In my opinion, if NICIL had proceeded with its original intention of building town houses, or if the government had decided to sell the land to a private contractor for housing development, the cost of $82.8 million per acre would have been prohibitive. In Guyana, the government price of land for housing is usually determined by its use rather than by strict market value. In 2010, when the project was being established, the price for housing land sold to private developers was about $5 million per acre. Thus, the 15 acres at Prado 2 would have cost $75 million.
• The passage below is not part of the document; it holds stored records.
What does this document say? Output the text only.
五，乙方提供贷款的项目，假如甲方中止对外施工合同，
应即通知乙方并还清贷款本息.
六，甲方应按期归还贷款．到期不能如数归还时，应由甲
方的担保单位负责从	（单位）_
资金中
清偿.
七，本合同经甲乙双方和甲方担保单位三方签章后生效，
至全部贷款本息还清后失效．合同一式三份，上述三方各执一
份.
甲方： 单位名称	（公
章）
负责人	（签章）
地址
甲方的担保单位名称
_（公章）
The size of the Prado 1 housing scheme would have been much larger if Ogle Airport Authority had not caused a sizable portion to be removed to clear the flight path. I believe that there is sufficient information in the public domain to make the addition of $166 million for the relocation of the antenna to the infrastructure cost extremely questionable. Recently, the auditor also suggested that this could be removed without materially affecting his case (SN 20/03/2017), and if this were done the infrastructure cost would be $91 million. If this sum is then added to the cost of the land, the total cost of the development would be $166 million and the 45 lots would be about $3.7 million each. When the developer’s other expenditures and profit, about 50%, are accounted for, the lots would fit into the private market cost of between $6 million to $8 million for similar type lots.

The above analysis has attempted to be as reasonable as possible and even if we make little of the process infractions having to do with double government allocations, sale before 10 years, the extreme subjectivism of the allocation process, etc., at an average sale price of $1.5 million for 1/3 acre of a fully infrastructured high income house lot, it is clear that state resources were utilised to benefit the regime and its confederates.

What must be even most disheartening to all of those who claim allegiance to Cheddi Jagan’s legacy, is that the price of $1.5 million does not even cover the cost of the virgin land! At $5 million per acre the 15 acres would have cost $75 million, which, if divided by 45 lots, would have given a cost of approximately $1.7 million per lot without any infrastructure.

Ultimately, illegality is for the courts to determine. However, from a moral standpoint, given the status of most, if not all, of those who were allotted lands in Prado 2, it would be impossible for any one of them to convince me that when they agreed to pay about $1.5 million for a fully infrastructured 1/3 acre upper-income house lot they did not know that they were getting a steal!